I struggle a bit to put my finger on quite why, but since I became a parent I’ve realised just how fortunate my daughter is. I’ve spent many sleepless nights worrying about children here in the UK that don’t have three meals a day, who don’t have a safe warm house to live in and toys to play with. I want to provide my daughter with everything she wants and needs – that’s a mother’s instinct – and I know that the few times I can’t give her something (admittedly normally something trivial) it does break my heart.
I was fascinated and pleased therefore (if pleased is the right word to use here) to read yesterday about Save The Children‘s new campaign to raise money to help UK families in poverty. Their It Shouldn’t Happen Here report into child poverty in the UK makes sad reading. You’d have to be pretty heart-less not to be moved by stories of parents going without meals so that their children do not miss out. Children who don’t have new shoes that fit for the new school term, or don’t have a warm coat for winter.
What has upset me somewhat is this morning’s Daily Mail article entitled How can Save The Children equate British families with the starving poor of Africa? Well, for a start I don’t believe that Save The Children have tries to equate the two. In everything I’ve read in the last 24 hours in the online media I have not seen one thing where anyone from STC has said that things here in the UK are like those in Africa. The Daily Mail also seems to use their article to say that it’s all a political stunt and complaining that the accompanying TV advert uses actors rather then real children in poverty like the ones for their Africa campaigns do.
The comments left on the Daily Mail article have also left me feeling somewhat exasperated.
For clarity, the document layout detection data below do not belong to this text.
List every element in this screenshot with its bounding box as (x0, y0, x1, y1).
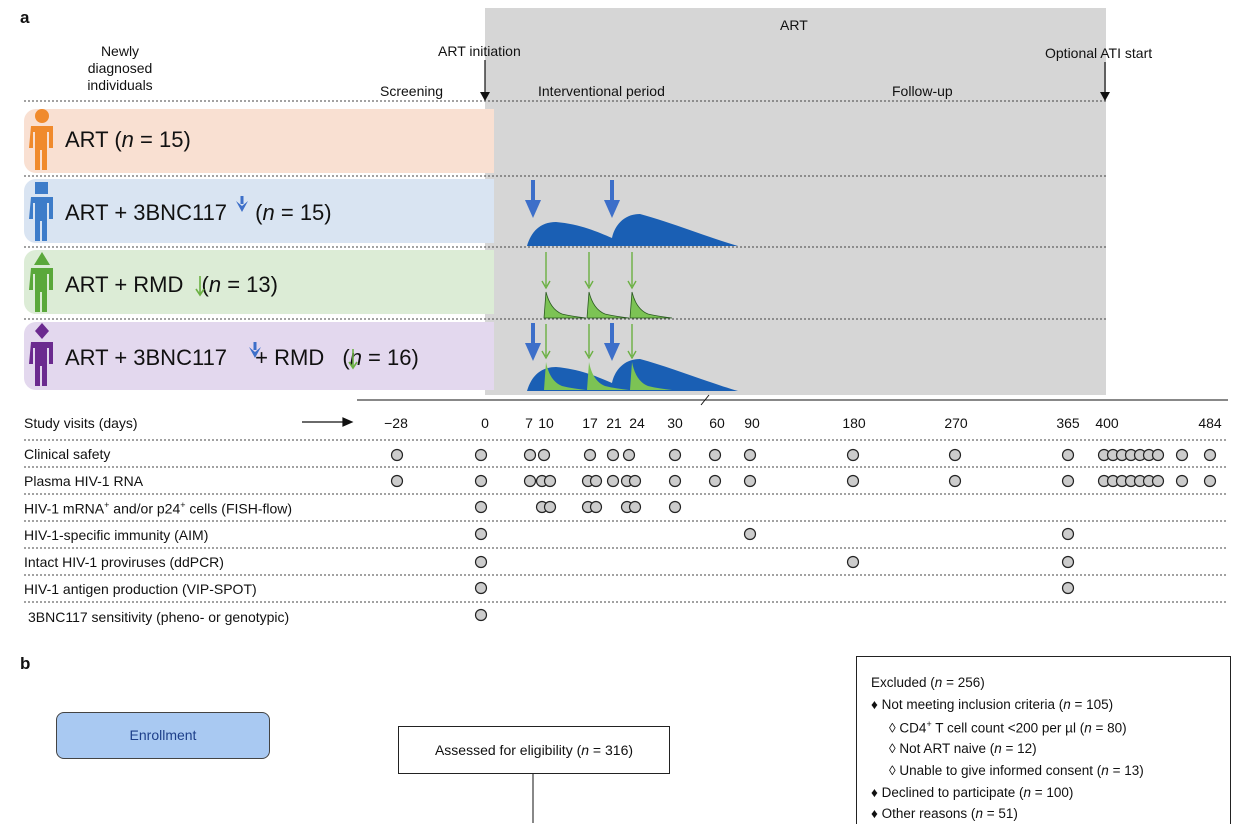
excluded-line-5: ♦ Declined to participate (n = 100) (871, 785, 1074, 800)
excluded-line-0: Excluded (n = 256) (871, 675, 985, 690)
visit-circles (390, 448, 1217, 622)
assay-row-separators (24, 439, 1228, 603)
pk-curves-rmd (543, 291, 673, 319)
dose-arrows-3bnc117 (525, 180, 620, 218)
row-aim: HIV-1-specific immunity (AIM) (24, 527, 209, 543)
day-tick-365: 365 (1056, 415, 1080, 431)
excluded-line-6: ♦ Other reasons (n = 51) (871, 806, 1018, 821)
interventional-label: Interventional period (538, 83, 665, 99)
arm-label-art: ART (n = 15) (65, 127, 191, 152)
person-icon-3bnc117 (29, 182, 53, 241)
study-visits-label: Study visits (days) (24, 415, 138, 431)
row-clinical-safety: Clinical safety (24, 446, 111, 462)
dose-arrows-rmd-combo (541, 324, 637, 360)
screening-label: Screening (380, 83, 444, 99)
row-plasma-rna: Plasma HIV-1 RNA (24, 473, 144, 489)
followup-label: Follow-up (892, 83, 953, 99)
day-tick-180: 180 (842, 415, 866, 431)
pk-curve-3bnc117 (527, 214, 738, 246)
day-tick-21: 21 (606, 415, 622, 431)
excluded-line-2: ◊ CD4+ T cell count <200 per µl (n = 80) (889, 719, 1127, 736)
day-tick-270: 270 (944, 415, 968, 431)
day-tick-90: 90 (744, 415, 760, 431)
person-icon-art (29, 109, 53, 170)
day-tick-neg28: −28 (384, 415, 408, 431)
newly-diagnosed-label: Newly diagnosed individuals (87, 43, 153, 93)
assessed-box: Assessed for eligibility (n = 316) (398, 726, 670, 774)
dose-arrows-rmd (541, 252, 637, 290)
arm-box-rmd (24, 250, 494, 314)
row-fish-flow: HIV-1 mRNA+ and/or p24+ cells (FISH-flow… (24, 500, 293, 517)
day-tick-400: 400 (1095, 415, 1119, 431)
arrow-icon-3bnc117-legend (236, 196, 248, 212)
arrow-icon-3bnc117-legend-combo (249, 342, 261, 358)
excluded-box: Excluded (n = 256) ♦ Not meeting inclusi… (856, 656, 1231, 824)
arm-separators (24, 100, 1106, 320)
day-tick-17: 17 (582, 415, 598, 431)
pk-curves-rmd-combo (544, 362, 672, 390)
day-tick-0: 0 (481, 415, 489, 431)
dose-arrows-3bnc117-combo (525, 323, 620, 361)
day-tick-24: 24 (629, 415, 645, 431)
arm-label-3bnc117: ART + 3BNC117 (n = 15) (65, 200, 332, 225)
row-vip-spot: HIV-1 antigen production (VIP-SPOT) (24, 581, 257, 597)
person-icon-rmd (29, 252, 53, 312)
row-ddpcr: Intact HIV-1 proviruses (ddPCR) (24, 554, 224, 570)
excluded-line-1: ♦ Not meeting inclusion criteria (n = 10… (871, 697, 1114, 712)
panel-a-letter: a (20, 8, 30, 27)
day-tick-30: 30 (667, 415, 683, 431)
day-tick-10: 10 (538, 415, 554, 431)
art-initiation-label: ART initiation (438, 43, 521, 59)
arm-box-art (24, 109, 494, 173)
arm-label-combo: ART + 3BNC117 + RMD (n = 16) (65, 345, 419, 370)
arm-label-rmd: ART + RMD (n = 13) (65, 272, 278, 297)
arrow-icon-rmd-legend-combo (348, 349, 358, 370)
arm-box-3bnc117 (24, 179, 494, 243)
arm-box-combo (24, 322, 494, 390)
study-visits-pointer (302, 417, 354, 427)
art-label: ART (780, 17, 808, 33)
optional-ati-label: Optional ATI start (1045, 45, 1153, 61)
excluded-line-3: ◊ Not ART naive (n = 12) (889, 741, 1037, 756)
enrollment-box: Enrollment (56, 712, 270, 759)
day-tick-484: 484 (1198, 415, 1222, 431)
row-sensitivity: 3BNC117 sensitivity (pheno- or genotypic… (28, 609, 290, 625)
day-tick-60: 60 (709, 415, 725, 431)
timeline-axis (357, 394, 1228, 406)
day-tick-7: 7 (525, 415, 533, 431)
person-icon-combo (29, 323, 53, 386)
panel-b-letter: b (20, 654, 31, 673)
arrow-icon-rmd-legend (195, 276, 205, 297)
excluded-line-4: ◊ Unable to give informed consent (n = 1… (889, 763, 1144, 778)
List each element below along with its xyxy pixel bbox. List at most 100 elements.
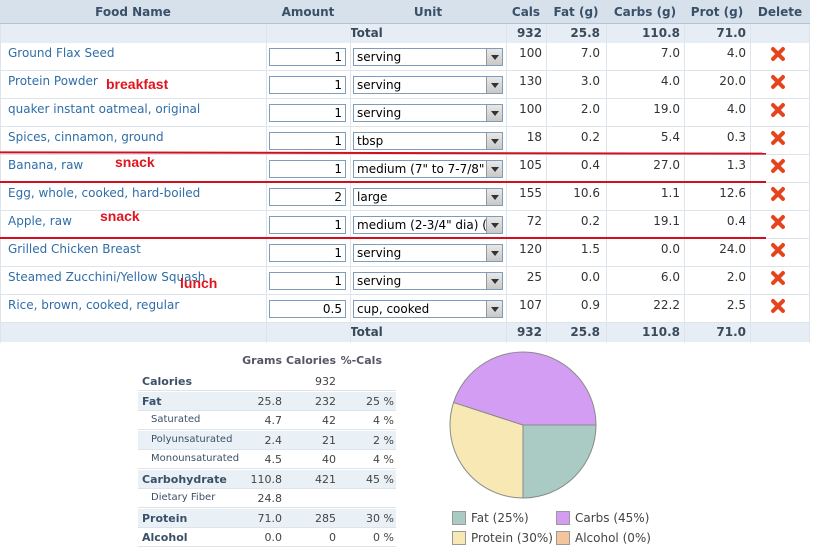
food-name-link[interactable]: Apple, raw (8, 214, 72, 228)
cals-value: 155 (519, 186, 542, 200)
summary-label: Protein (142, 511, 188, 525)
total-row-top: Total 932 25.8 110.8 71.0 (0, 24, 810, 43)
unit-select[interactable]: serving (353, 48, 503, 66)
cals-value: 130 (519, 74, 542, 88)
food-name-link[interactable]: Banana, raw (8, 158, 84, 172)
food-name-link[interactable]: Egg, whole, cooked, hard-boiled (8, 186, 201, 200)
chevron-down-icon[interactable] (486, 217, 502, 233)
unit-select[interactable]: medium (2-3/4" dia) (a (353, 216, 503, 234)
header-unit[interactable]: Unit (413, 5, 443, 19)
food-name-link[interactable]: Steamed Zucchini/Yellow Squash (8, 270, 206, 284)
summary-label: Dietary Fiber (151, 492, 216, 503)
summary-grams: 2.4 (264, 433, 283, 447)
prot-value: 1.3 (726, 158, 746, 172)
prot-value: 2.5 (726, 298, 746, 312)
carbs-value: 5.4 (660, 130, 680, 144)
unit-select[interactable]: serving (353, 244, 503, 262)
amount-input[interactable] (269, 300, 346, 318)
pie-slice-carbs (452, 351, 597, 426)
summary-calories: 932 (315, 375, 336, 388)
unit-select[interactable]: serving (353, 104, 503, 122)
chevron-down-icon[interactable] (486, 133, 502, 149)
prot-value: 0.4 (726, 214, 746, 228)
unit-select[interactable]: serving (353, 76, 503, 94)
header-prot[interactable]: Prot (g) (690, 5, 744, 19)
chevron-down-icon[interactable] (486, 77, 502, 93)
prot-value: 2.0 (726, 270, 746, 284)
total-cals: 932 (516, 325, 542, 339)
amount-input[interactable] (269, 244, 346, 262)
prot-value: 0.3 (726, 130, 746, 144)
cals-value: 18 (526, 130, 542, 144)
chevron-down-icon[interactable] (486, 161, 502, 177)
header-amount[interactable]: Amount (281, 5, 335, 19)
legend-swatch (452, 511, 466, 525)
total-carbs: 110.8 (642, 325, 680, 339)
unit-select[interactable]: cup, cooked (353, 300, 503, 318)
annotation-breakfast: breakfast (106, 76, 169, 92)
fat-value: 3.0 (580, 74, 600, 88)
amount-input[interactable] (269, 216, 346, 234)
delete-icon[interactable] (770, 270, 786, 286)
food-name-link[interactable]: Spices, cinnamon, ground (8, 130, 164, 144)
header-fat[interactable]: Fat (g) (553, 5, 599, 19)
delete-icon[interactable] (770, 158, 786, 174)
summary-grams: 24.8 (257, 492, 283, 505)
header-carbs[interactable]: Carbs (g) (613, 5, 677, 19)
delete-icon[interactable] (770, 242, 786, 258)
delete-icon[interactable] (770, 186, 786, 202)
total-cals: 932 (516, 26, 542, 40)
delete-icon[interactable] (770, 214, 786, 230)
amount-input[interactable] (269, 104, 346, 122)
chevron-down-icon[interactable] (486, 105, 502, 121)
chevron-down-icon[interactable] (486, 49, 502, 65)
carbs-value: 6.0 (660, 270, 680, 284)
summary-calories: 42 (322, 414, 336, 427)
summary-label: Alcohol (142, 531, 188, 544)
amount-input[interactable] (269, 272, 346, 290)
delete-icon[interactable] (770, 46, 786, 62)
amount-input[interactable] (269, 160, 346, 178)
chevron-down-icon[interactable] (486, 301, 502, 317)
food-row: Ground Flax Seed serving 100 7.0 7.0 4.0 (0, 43, 810, 71)
prot-value: 24.0 (719, 242, 746, 256)
cals-value: 72 (526, 214, 542, 228)
column-divider (606, 24, 607, 343)
amount-input[interactable] (269, 76, 346, 94)
column-divider (809, 24, 810, 343)
food-name-link[interactable]: Grilled Chicken Breast (8, 242, 141, 256)
legend-label: Protein (30%) (471, 531, 553, 545)
unit-selected-value: medium (7" to 7-7/8" lo (357, 162, 487, 176)
legend-label: Fat (25%) (471, 511, 529, 525)
summary-grams: 4.7 (264, 414, 283, 427)
unit-select[interactable]: tbsp (353, 132, 503, 150)
summary-row: Alcohol 0.0 0 0 % (138, 528, 396, 547)
fat-value: 0.0 (580, 270, 600, 284)
delete-icon[interactable] (770, 130, 786, 146)
unit-select[interactable]: serving (353, 272, 503, 290)
summary-row: Polyunsaturated 2.4 21 2 % (138, 430, 396, 450)
legend-swatch (556, 531, 570, 545)
legend-item-protein: Protein (30%) (452, 531, 553, 545)
table-header: Food Name Amount Unit Cals Fat (g) Carbs… (0, 0, 810, 24)
carbs-value: 7.0 (660, 46, 680, 60)
food-name-link[interactable]: Rice, brown, cooked, regular (8, 298, 180, 312)
amount-input[interactable] (269, 188, 346, 206)
chevron-down-icon[interactable] (486, 273, 502, 289)
unit-selected-value: serving (357, 78, 402, 92)
food-name-link[interactable]: Ground Flax Seed (8, 46, 115, 60)
amount-input[interactable] (269, 48, 346, 66)
delete-icon[interactable] (770, 74, 786, 90)
amount-input[interactable] (269, 132, 346, 150)
food-name-link[interactable]: Protein Powder (8, 74, 98, 88)
header-cals[interactable]: Cals (511, 5, 541, 19)
unit-select[interactable]: medium (7" to 7-7/8" lo (353, 160, 503, 178)
unit-select[interactable]: large (353, 188, 503, 206)
food-name-link[interactable]: quaker instant oatmeal, original (8, 102, 201, 116)
delete-icon[interactable] (770, 298, 786, 314)
cals-value: 120 (519, 242, 542, 256)
chevron-down-icon[interactable] (486, 245, 502, 261)
chevron-down-icon[interactable] (486, 189, 502, 205)
header-food-name[interactable]: Food Name (95, 5, 171, 19)
delete-icon[interactable] (770, 102, 786, 118)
Lots of the comments talk about how the whole “situation” is due to people being given benefits that they then spend on flat-screen TVs, Sky subscriptions, smart phones, cigarettes and alcohol, rather than on their children. I agree that I have little sympathy for the parents that don’t prioritise their children ahead of themselves (and I struggle to understand how they do so), but that is not the children’s fault. They should not have to suffer because of their parents.
There are plenty of parents though who don’t spend money on luxuries like this and still struggle to make ends meet and to give their children what they need. This may be because these parents can not find work, or because they can’t bring in an income sufficient to meet their outgoings, but whatever the reason I believe that STC is right to help families like this so that the children do not suffer and they have a proper childhood.
Save The Children are planning to use the money raised in two directions: their Families and Schools Together project to use education as a route out of poverty, and Eat, Sleep, Learn, Play which aims to provide families with household essentials. There is one thing that still seems to be missing for me though.
What about those parents who fail to provide for their children because they simply do not know how to. Parents who don’t know how to budget with the income that they have to make it go as far as possible. Money management skills are not necessarily taught in schools and aren’t obvious to many.
In some cases this may include those parents who prioritise their own cigarette and alcohol costs above those of food for balanced meals for their children. It is a fact that some young adults do not know what their children should have to be eating a balanced diet and they don’t understand the health benefits associated with fruit and veg. They don’t know about where they can get cheap furniture or clothes, or they may not have access to transport meaning that they can’t physically get to the big supermarkets that stock the value ranges of food that mean balanced meals are possible on their budget. Where is the support for these parents and their children in terms of education and enabling them?
I worry that without this level of support and education we could be in a vicious circle where one generation does not learn from the previous one. Do other charities provide this support? Should STC be doing this too, or maybe they are doing so without realising it? Is this the role of schools or local councils?
Whatever happens, without this being done by someone more children will suffer through no fault of their own and that is something that I’m sure none of us want.